March 2011

Exploring science through food

 

Courses that explore the science of cooking help students learn chemistry, molecular biology and physics.
 
 
Joseph Provost teaches a liberal studies course at Minnesota State University Moorhead called The Science of Cooking.


Using food and cooking to teach science to a wider audience is a growing trend. Since the Food Network is becoming more popular with the 18- to 34-year-old demographic (the network draws 44 million viewers to its cable shows, and its website posts 12.8 million unique visitors in a month), there is a ready-made audience for science education in the context of food. For those unfamiliar with the topic, the science of cooking is not about nutrition or food safety. Rather, it falls under the discipline of molecular gastronomy, a scientific approach to cooking pioneered by French physical chemist Hervé This and Hungarian physicist Nicholas Kurti. A science of cooking course can be very chemistry oriented or multidisciplinary in nature.

A smorgasbord of courses

There are many successful examples of courses that utilize the science of cooking to teach students chemistry, molecular biology and physics. One of the first courses to combine food and science was taught at the Massachusetts Institute of Technology called Kitchen Chemistry. The class, created by Patti Christie, was taught in a small seminar format and combined hands-on cooking with current scientific literature. In a similar course taught at Harvard University, top chefs are brought into the classroom to present molecular cooking to undergraduates. The course teaches about gel foams and the molecular nature of haute cuisine. Marcia France at Washington and Lee University teaches a course that covers science basics in lecture and takes students on field trips to restaurants and vineyards. Brenda Kelly and Brandy Russell at Gustavus Adolphus College teach a four-week course that involves laboratory experiments and covers a wide range of materials from oxidation of food to food color and fermentation. While many of these courses incorporate laboratories into their pedagogical approach, Deon Miles and Jennifer Bachman at Sewanee had a good experience teaching the science of cooking in a lecture-only format.

The missing offering

What’s missing in this spectrum of courses is one designed for nonscience majors with an inquiry and lab or lab-like experience. To fill this need, I created a liberal studies course at Minnesota State University Moorhead called “The Science of Cooking.” The class is taught to a large, mixed-major audience of up to 150 students per semester and incorporates 12 hours of laboratory experience. The lab portion of the course is designed to be conducted either within the lecture hall or at home, negating the demand for separate laboratory sections to meet the large class size.

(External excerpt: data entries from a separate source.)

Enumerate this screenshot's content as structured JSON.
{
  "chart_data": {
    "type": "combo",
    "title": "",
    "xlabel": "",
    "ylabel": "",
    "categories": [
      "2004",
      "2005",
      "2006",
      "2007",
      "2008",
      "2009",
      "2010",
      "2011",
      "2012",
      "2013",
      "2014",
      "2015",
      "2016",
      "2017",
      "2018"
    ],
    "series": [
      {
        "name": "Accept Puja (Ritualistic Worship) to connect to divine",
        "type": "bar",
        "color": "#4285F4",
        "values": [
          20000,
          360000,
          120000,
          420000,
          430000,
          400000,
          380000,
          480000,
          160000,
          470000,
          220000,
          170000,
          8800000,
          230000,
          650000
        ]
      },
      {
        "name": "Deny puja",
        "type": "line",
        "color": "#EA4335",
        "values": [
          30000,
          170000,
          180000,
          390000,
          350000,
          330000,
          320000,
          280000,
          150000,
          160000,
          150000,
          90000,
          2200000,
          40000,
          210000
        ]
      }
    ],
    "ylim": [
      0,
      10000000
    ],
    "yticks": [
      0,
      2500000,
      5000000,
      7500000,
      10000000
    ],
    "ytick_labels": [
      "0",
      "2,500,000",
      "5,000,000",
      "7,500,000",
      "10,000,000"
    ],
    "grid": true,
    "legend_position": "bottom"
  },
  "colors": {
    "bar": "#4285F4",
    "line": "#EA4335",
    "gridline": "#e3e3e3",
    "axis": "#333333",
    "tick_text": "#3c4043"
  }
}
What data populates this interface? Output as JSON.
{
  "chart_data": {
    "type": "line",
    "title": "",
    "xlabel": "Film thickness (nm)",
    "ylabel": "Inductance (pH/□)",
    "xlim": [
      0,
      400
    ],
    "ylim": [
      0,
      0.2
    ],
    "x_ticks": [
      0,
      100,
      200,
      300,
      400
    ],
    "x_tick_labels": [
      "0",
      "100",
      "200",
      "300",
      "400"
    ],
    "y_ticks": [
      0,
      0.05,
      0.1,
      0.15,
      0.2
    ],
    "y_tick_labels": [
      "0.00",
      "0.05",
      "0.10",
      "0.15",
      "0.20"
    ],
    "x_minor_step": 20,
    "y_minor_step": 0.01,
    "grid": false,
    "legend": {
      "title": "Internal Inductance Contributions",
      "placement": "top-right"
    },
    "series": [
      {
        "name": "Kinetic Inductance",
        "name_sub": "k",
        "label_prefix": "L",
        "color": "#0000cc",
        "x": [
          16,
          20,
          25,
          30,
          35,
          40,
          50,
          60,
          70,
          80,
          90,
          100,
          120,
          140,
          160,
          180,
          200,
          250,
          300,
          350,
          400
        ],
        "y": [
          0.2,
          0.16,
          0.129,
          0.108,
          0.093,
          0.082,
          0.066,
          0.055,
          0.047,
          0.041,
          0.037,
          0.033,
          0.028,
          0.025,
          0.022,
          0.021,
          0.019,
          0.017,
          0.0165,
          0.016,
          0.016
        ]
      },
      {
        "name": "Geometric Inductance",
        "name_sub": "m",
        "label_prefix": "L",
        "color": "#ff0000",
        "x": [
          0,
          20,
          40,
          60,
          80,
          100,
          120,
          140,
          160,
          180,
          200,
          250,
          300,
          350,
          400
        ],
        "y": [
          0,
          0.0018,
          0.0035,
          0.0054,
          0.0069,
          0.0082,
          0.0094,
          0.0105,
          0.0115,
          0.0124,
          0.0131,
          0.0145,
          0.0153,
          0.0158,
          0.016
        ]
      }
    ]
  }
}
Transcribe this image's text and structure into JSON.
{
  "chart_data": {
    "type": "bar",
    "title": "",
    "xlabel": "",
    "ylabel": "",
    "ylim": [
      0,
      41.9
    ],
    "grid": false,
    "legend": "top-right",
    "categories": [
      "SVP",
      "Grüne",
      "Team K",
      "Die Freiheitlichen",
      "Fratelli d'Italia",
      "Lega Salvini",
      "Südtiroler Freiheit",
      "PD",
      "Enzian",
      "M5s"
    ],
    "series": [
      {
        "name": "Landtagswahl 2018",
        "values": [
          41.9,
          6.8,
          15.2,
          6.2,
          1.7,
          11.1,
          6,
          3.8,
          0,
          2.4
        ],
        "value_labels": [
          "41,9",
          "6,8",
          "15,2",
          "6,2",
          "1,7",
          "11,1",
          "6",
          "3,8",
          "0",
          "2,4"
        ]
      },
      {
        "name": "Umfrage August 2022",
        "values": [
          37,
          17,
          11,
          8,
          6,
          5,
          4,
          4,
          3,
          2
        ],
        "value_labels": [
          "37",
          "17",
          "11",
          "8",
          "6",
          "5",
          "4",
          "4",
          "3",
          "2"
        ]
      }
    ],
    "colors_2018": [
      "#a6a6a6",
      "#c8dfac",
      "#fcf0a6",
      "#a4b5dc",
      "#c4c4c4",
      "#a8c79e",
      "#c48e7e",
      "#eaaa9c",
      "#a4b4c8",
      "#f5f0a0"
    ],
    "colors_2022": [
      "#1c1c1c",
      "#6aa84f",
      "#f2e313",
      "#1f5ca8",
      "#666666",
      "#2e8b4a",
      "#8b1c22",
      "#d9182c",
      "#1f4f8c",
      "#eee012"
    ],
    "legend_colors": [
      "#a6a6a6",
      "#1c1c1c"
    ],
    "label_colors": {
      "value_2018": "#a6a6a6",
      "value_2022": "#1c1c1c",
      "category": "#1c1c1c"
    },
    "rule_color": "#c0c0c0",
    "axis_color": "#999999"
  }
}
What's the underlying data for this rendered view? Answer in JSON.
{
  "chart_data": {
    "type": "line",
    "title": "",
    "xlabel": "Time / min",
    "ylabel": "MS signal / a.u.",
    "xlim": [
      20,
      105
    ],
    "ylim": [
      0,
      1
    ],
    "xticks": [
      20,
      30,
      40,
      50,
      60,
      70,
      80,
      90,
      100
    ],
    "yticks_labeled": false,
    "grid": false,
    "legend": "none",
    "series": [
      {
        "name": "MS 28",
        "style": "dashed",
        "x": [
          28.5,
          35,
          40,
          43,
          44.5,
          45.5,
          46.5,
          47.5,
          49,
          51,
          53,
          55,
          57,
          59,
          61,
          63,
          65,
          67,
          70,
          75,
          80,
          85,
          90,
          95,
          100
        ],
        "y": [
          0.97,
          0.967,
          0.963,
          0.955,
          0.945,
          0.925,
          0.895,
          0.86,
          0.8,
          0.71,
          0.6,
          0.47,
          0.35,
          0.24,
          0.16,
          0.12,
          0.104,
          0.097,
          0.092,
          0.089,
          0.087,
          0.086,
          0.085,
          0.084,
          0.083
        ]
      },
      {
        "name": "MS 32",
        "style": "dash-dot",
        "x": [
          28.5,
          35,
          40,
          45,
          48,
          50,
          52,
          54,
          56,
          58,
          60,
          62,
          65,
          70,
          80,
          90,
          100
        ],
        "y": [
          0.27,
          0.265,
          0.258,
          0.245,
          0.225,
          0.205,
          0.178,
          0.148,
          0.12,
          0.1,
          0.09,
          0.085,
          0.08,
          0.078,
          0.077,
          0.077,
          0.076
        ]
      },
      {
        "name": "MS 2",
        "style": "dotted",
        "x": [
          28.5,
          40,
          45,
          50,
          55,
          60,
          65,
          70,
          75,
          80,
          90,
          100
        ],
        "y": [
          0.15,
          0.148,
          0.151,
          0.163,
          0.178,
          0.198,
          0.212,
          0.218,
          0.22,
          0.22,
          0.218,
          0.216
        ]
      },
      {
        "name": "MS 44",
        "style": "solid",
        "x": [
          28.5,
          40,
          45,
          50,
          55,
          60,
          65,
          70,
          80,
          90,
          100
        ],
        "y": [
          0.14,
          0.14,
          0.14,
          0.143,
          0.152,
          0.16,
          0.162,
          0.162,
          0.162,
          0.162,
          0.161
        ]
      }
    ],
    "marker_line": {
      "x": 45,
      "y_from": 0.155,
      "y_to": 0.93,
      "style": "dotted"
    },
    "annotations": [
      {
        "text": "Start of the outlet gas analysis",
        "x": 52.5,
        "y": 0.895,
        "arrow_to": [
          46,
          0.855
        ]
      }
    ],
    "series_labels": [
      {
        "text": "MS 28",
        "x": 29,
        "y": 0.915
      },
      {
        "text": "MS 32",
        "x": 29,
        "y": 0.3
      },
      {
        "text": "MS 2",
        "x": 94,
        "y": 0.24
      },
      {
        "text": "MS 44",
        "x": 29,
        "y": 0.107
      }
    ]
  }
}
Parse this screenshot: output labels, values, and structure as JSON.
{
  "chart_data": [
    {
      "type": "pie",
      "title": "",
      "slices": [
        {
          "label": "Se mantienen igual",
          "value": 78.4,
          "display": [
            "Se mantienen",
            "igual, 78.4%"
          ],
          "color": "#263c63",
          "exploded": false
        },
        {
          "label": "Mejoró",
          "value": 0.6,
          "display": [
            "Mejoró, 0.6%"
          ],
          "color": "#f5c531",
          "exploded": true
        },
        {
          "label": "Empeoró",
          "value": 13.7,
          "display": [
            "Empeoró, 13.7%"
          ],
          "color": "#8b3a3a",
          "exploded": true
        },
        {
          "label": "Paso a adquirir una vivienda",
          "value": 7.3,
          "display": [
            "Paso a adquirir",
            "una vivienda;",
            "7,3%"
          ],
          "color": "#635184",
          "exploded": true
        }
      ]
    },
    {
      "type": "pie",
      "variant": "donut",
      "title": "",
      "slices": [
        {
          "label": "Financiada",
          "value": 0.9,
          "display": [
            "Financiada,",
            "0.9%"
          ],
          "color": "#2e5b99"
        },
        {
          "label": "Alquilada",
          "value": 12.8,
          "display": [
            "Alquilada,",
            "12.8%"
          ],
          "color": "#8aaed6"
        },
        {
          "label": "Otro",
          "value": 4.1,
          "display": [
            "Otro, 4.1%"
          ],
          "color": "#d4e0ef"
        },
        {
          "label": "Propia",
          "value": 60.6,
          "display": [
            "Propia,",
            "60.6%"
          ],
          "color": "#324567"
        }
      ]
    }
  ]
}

The general format of my class is to start with a particular food or cooking technique and to cover all the scientific topics needed to understand the molecular nature of that food or technique. For example, under the topic of hot sauces, students are introduced to botany, evolution, chemistry and neurochemistry, all while learning how to make a fantastic pineapple-mango salsa. The Science of Cooking starts with an introduction to the basic biochemistry and molecular biology of food and covers a range of topics from milk and cheese to meat, chocolate, breads and beer. The course makes heavy use of video clips from Alton Brown’s “Good Eats” to emphasize the application of science for each topic discussed.

Some of the recipes Provost uses in his science of cooking class include mango pineapple hot sauce, lemon pan sauce chicken breast and poached pears with caramel sauce.

The laboratory portion of the course involves frequent in-class experiments and taste testing. One example is freezing point depression and ice cream making. Students work in groups using various salt solutions to measure freezing point depressions, create secondary plots to determine trends and analyze the impact of salt and sucrose on making ice cream. Other in-class experiments include using convection, microwave and induction cooking to explore the physics behind heat transfer. Because of the large class size, students also are expected to work on experiments at home. One of these is an inexpensive and safe experiment in which students make mozzarella cheese with and without a calf or goat lipase. Students must examine the nature of cheese making at the molecular level and predict and describe what is happening to the chemical make-up of the cheese when lipase is included in the recipe. Another in-home experiment focuses on the enzymatic activity of tyrosinase and its impact on the browning of fruit. All of these experiments provide a fun and tasty way to engage students.

The Science of Cooking class closes with a two-day, science-based meal where the science behind the food and the recipes are provided and the class cooks and eats its final project. Lemon Pan Sauce Chicken provides a chance to understand some of the maillard reaction, marinated shrimp allows us to talk about acid denaturation of meat and the impact of free amino acids on taste, biscuits are used to discuss chemical leavening agents and cheese soufflé is a great way to examine both protein denaturation and gas laws.